Dengan demikian, maka literasi keuangan masyarakat perlu ditingkatkan. Selain itu juga disarankan bahwa perlu aturan dan sanksi yang tegas mengenai kewajiban perusahaan menyelenggarakan laporan keuangan usahanya dengan baik.
“Untuk itu, sangat diperlukan Undang-Undang Pelaporan Keuangan yang mewajibkan perusahaan dari berbagai tingkatan untuk menyusun laporan keuangan,” ujar Ketua Badan Pemeriksa Keuangan RI Prof. Dr. H. Moermahadi Soerja Djanegara, CA., CPA.
Ia menyampaikan itu saat membacakan orasi ilmiah berjudul “Urgensi Profesionalisme Pengelolaan Keuangan melalui Kewajiban Pelaporan Keuangan” di Grha Sanusi Hardjadinata Unpad, Jl. Dipati Ukur No. 35 Bandung, Kamis (26/4/2018).

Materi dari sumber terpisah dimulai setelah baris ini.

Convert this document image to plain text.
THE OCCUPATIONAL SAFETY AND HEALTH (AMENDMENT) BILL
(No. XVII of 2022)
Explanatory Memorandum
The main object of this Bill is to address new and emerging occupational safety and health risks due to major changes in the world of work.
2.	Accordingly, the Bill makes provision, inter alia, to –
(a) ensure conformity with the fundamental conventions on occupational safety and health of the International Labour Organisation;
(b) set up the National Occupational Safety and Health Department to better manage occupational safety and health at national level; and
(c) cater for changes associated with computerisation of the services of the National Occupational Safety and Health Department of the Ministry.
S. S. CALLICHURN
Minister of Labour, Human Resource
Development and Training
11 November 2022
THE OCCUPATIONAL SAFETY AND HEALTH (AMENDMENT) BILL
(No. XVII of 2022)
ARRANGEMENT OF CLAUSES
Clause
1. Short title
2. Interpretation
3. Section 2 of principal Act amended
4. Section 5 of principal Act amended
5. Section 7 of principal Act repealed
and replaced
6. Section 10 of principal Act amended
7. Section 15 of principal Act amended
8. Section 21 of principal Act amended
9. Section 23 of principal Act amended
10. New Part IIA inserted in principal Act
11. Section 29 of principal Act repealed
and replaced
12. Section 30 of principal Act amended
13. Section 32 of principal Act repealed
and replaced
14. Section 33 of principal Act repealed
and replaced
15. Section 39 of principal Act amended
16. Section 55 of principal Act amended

Prof. Moermahadi diangkat Rektor Unpad Prof Tri Hanggono Achmad sebagai Dosen Tidak Tetap dalam jabatan Guru Besar Fakultas Ekonomi dan Bisnis Unpad.
Prof. Moermahadi mengungkapkan bahwa verifikasi terkait kondisi perusahaan diantaranya dapat dilakukan melalui laporan keuangan. Ataupun laporan-laporan lainnya yang menunjukkan kondisi sebenarnya dari perusahaan tersebut.
Hal penting lainnya yang dibutuhkan adalah kualifikasi profesional bagi para pembuat laporan keuangan. Mengingat pentingnya kualifikasi profesional bagi para pembuat laporan keuangan, sudah seharusnya dilakukan pengaturan yang mewajibkan para pembuat laporan keuangan tersebut diisi orang-orang yang memiliki kualifikasi profesional yang diperlukan.
Berdasarkan kajian akademis Ikatan Akuntan Indonesia (IAI), belum ada negara yang menerapkan kompetensi minimum bagi pihak manajemen yang bertanggung jawab atas penyusunan dan pelaporan keuangan. Padahal, kewajiban tersebut dinilai sangat penting untuk meningkatkan kualitas laporan keuangan.
“Kepada para akademisi, organisasi profesi, dan juga pemerintah, marilah kita bekerja sama untuk menyusun dan merumuskan program sertifikasi ini agar pembuatan laporan keuangan diberikan kepada orang-orang yang tepat dengan keahlian yang tepat,” jelas Prof. Moermahadi.
Adapun terkait masih rendahnya tingkat literasi keuangan masyarakat Indonesia, mengakibatkan masyarakat mudah tertipu beragam produk investasi yang menawarkan keuntungan tinggi dalam jangka pendek tanpa mempertimbangkan risiko. Sebelum melakukan keputusan ekonomi atau investasi, masyarakat seringkali tidak melakukan verifikasi terhadap kondisi dan kredibilitas perusahaan.
Kredibilitas lembaga keuangan sebaiknya menjadi bahan pertimbangan dan jangan cepat tergiur oleh iming-iming harga murah dan bunga tinggi. Karena di ilmu manajemen keuangan berlaku istilah high risk, high return.
“Dengan kata lain, imbal hasil yang tinggi selalu ditemani oleh risiko yang tinggi. Mereka selalu berjalan beriringan seperti halnya sahabat baik,” urainya.